Que ce soit dans les évènements culturels, les festivals de musique, de cinéma, les regroupements sportifs ou encore à l’ombre quotidienne des structures associatives, la figure du bénévole est omniprésente. Elle parcourt silencieusement toutes ces histoires, trouve dans sa trajectoire individuelle les motivations propres de son investissement ; les met en résonnance avec une ambition collective ; et travaille, souvent de manière invisible, beaucoup de manière acharnée et gratuite, à la mise en place et la possibilité d’existence de ces activités. Alors, c’est à travers le regard de quelques bénévoles du festival Origines Contrôlées 2022 que j’ai eu envie de raconter cette édition. Pour leur rendre hommage. Pour, à la manière de Mouss et Hakim lors de la soirée consacrée aux 30 ans de « ça bouge au nord, Caravane 92 », rendre hommage à toutes celles et ceux qui depuis peu ou des années, de manière sporadique ou régulière, investissent leur temps et leur énergie pour créer, fabriquer et soutenir ces évènements essentiels à la vie des quartiers et au-delà.

« On est venu le matin à huit heures. On a installé juste là deux loges plus le catering, ça fait un total de huit tentes qu’on a monté, qu’on a rempli avec des canapés, des fauteuils qu’Emmaus Pau nous a ramené. On a installé toute une rangée de barrière pour contourner le truc. Ça c’est l’espace repos, l’espace où on bouffe, là où on est tranquille. Et le soir, quand il y a des évènements, donc soit concert, soit hier soir c’était un forum animé avec des images des festivals des précédentes éditions d’il y a trente ans, on est là. On alterne entre la sécurité, le bar, prendre des photos, accompagner les artistes au catering. On est un peu les hommes à tout faire, on est là où il y a besoin d’aide. C’est fatiguant, mais c’est gratifiant. », Oscar.

Malgré l’intensité de l’effort fournit et du travail exigé, Oscar, Chloé et Morgann s’accordent sur un même point : il y a plus à prendre qu’à perdre. Même si le bénévolat est du travail gratuit au sens salarial du terme, quand il s’assortit de reconnaissance, de valorisation, de partage de compétences et de savoirs, de possibilités d’interactions humaines et sociales, etc. il est ressenti et exprimé par les personnes qui le font, comme un véritable espace pédagogique transversal, où chacun·e, selon ce qu’il ou elle cherche, selon ce qu’il ou elle découvre, inscrit cette expérience dans sa trajectoire individuelle et grandit avec.

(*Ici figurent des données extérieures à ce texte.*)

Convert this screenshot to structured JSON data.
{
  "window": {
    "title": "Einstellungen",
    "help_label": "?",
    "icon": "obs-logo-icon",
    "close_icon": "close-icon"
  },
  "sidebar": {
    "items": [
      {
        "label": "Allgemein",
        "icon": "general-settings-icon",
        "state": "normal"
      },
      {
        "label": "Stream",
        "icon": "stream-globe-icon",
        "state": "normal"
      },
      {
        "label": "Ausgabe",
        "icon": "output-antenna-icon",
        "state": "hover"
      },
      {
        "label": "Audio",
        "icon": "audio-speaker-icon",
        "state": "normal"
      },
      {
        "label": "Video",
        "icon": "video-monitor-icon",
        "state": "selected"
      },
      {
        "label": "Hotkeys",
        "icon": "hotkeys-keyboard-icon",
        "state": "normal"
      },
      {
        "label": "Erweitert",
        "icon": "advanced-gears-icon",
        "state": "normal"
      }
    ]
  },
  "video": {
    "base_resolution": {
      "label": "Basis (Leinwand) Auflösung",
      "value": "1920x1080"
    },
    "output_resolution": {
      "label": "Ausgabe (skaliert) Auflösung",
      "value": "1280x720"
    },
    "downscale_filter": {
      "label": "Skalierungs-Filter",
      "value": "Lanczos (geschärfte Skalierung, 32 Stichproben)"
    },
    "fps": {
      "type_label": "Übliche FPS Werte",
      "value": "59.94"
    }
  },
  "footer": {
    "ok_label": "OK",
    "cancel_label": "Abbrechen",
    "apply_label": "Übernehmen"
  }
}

« Y’a que du “plus” dans tous les cas. Surtout que le Tactikollectif, c’est un peu la famille. Je n’ai pas l’impression de travailler, je suis trop contente. J’attendais que ça. Je suis revenue sur Toulouse, j’étais là – il y a le festival, c’est mon moment ! – C’est trop bien de se sentir un peu important, d’être utile. C’est bien d’être utile sans compétences. », Chloé.

« Peu importe ce que je fais, on est toujours avec du monde. Ça n’a pas la même demande physique, mais tu vas toujours avoir quelqu’un avec qui discuter, quelqu’un qui va te raconter comment ça se passait les années précédentes ou qui va juste t’apprendre comment on fait les branchements, comment on installe le son, comment on installe la lumière. Donc ça apporte humainement, mais tu apprends aussi plein de choses que t’apprends nulle part ailleurs. Ça te donne de l’expérience sur le terrain. », Oscar.

Quelques initiateurs et bénévoles de la Caravane de Marseille, Mantes-la-Jolie,
Bondy, Saint-Etienne et Toulouse (© Meryem Bahia)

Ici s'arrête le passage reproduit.